Tutorial: Uncertainty Quantification

Point predictions aren’t enough. Learn to generate prediction intervals with coverage guarantees.


Why Uncertainty Matters

A point prediction of “0.05” is meaningless without context:

  • Is the model confident? (interval: 0.04 - 0.06)

  • Or highly uncertain? (interval: -0.10 - 0.20)

Decisions require knowing what you don’t know.


Method 1: Split Conformal Prediction

Distribution-free intervals with finite-sample coverage guarantee.

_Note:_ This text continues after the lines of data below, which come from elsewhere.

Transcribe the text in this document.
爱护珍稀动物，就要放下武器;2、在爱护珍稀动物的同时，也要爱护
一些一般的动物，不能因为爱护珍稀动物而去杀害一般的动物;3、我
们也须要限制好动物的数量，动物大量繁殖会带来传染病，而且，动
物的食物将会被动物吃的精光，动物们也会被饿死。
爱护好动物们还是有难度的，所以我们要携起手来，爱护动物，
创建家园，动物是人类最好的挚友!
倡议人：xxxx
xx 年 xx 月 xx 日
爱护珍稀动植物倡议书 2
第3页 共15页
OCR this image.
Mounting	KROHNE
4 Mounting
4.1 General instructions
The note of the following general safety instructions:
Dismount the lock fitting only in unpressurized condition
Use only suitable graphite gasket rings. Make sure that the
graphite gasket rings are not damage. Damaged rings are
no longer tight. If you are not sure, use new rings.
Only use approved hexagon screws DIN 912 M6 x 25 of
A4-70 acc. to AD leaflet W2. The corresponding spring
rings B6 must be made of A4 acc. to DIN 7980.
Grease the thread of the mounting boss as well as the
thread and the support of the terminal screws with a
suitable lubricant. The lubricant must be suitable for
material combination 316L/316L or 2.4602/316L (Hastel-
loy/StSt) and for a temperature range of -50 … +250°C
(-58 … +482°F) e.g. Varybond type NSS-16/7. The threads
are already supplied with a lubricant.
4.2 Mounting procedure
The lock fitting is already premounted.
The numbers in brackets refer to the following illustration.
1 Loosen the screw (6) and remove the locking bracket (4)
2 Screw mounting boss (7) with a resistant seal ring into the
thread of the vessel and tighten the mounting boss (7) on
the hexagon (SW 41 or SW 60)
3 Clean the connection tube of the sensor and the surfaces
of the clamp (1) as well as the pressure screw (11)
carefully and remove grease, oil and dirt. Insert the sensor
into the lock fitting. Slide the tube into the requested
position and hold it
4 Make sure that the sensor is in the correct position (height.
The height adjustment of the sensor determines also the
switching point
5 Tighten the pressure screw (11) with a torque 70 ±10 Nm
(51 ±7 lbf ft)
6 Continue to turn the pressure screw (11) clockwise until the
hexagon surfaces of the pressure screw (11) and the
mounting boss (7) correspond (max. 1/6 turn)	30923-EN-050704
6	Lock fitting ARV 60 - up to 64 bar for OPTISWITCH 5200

from temporalcv import SplitConformalPredictor
import numpy as np
from sklearn.linear_model import Ridge

# Split data: train, calibration, test
train_end = 150
cal_end = 200

# Fit model
model = Ridge(alpha=1.0)
model.fit(X[:train_end], y[:train_end])

# Calibrate conformal predictor
cal_predictions = model.predict(X[train_end:cal_end])
cal_actuals = y[train_end:cal_end]

conformal = SplitConformalPredictor(alpha=0.10)  # 90% intervals
conformal.calibrate(cal_predictions, cal_actuals)

# Generate intervals for test set
test_predictions = model.predict(X[cal_end:])
intervals = conformal.predict_interval(test_predictions)

print(f"Interval width: {intervals.mean_width:.4f}")
print(f"Coverage: {intervals.coverage(y[cal_end:]):.1%}")

How It Works

  1. Compute residuals on calibration set: |y - ŷ|

  2. Find quantile q such that (1-α) of residuals are below q

  3. Interval: - q, ŷ + q]

Coverage Guarantee

For exchangeable data with n calibration points:

P(Y_new ∈ interval) ≥ 1 - α

Note: Time series violates exchangeability. Coverage may be approximate.


Method 2: Adaptive Conformal Prediction

Adjusts intervals online as new data arrives:

from temporalcv import AdaptiveConformalPredictor

# Initialize with historical errors
adaptive = AdaptiveConformalPredictor(alpha=0.10, gamma=0.05)
adaptive.initialize(cal_predictions, cal_actuals)

# Update as new observations arrive
for i, (pred, actual) in enumerate(zip(test_predictions, y[cal_end:])):
    # Get interval BEFORE seeing actual
    lower, upper = adaptive.predict_interval(pred)

    # Update with actual (for next prediction)
    new_quantile = adaptive.update(pred, actual)

    if i < 5:
        print(f"t={i}: pred={pred:.3f}, interval=[{lower:.3f}, {upper:.3f}]")

When to Use

  • Distribution shift expected

  • Online learning scenarios

  • Long forecast horizons where calibration may drift


Method 3: Bootstrap Uncertainty

Non-parametric intervals from ensemble predictions:

from temporalcv import BootstrapUncertainty

bootstrap = BootstrapUncertainty(
    n_bootstrap=100,
    alpha=0.10,
    random_state=42
)

# Fit on calibration residuals
bootstrap.fit(cal_predictions, cal_actuals)

# Get intervals
intervals = bootstrap.predict_interval(test_predictions)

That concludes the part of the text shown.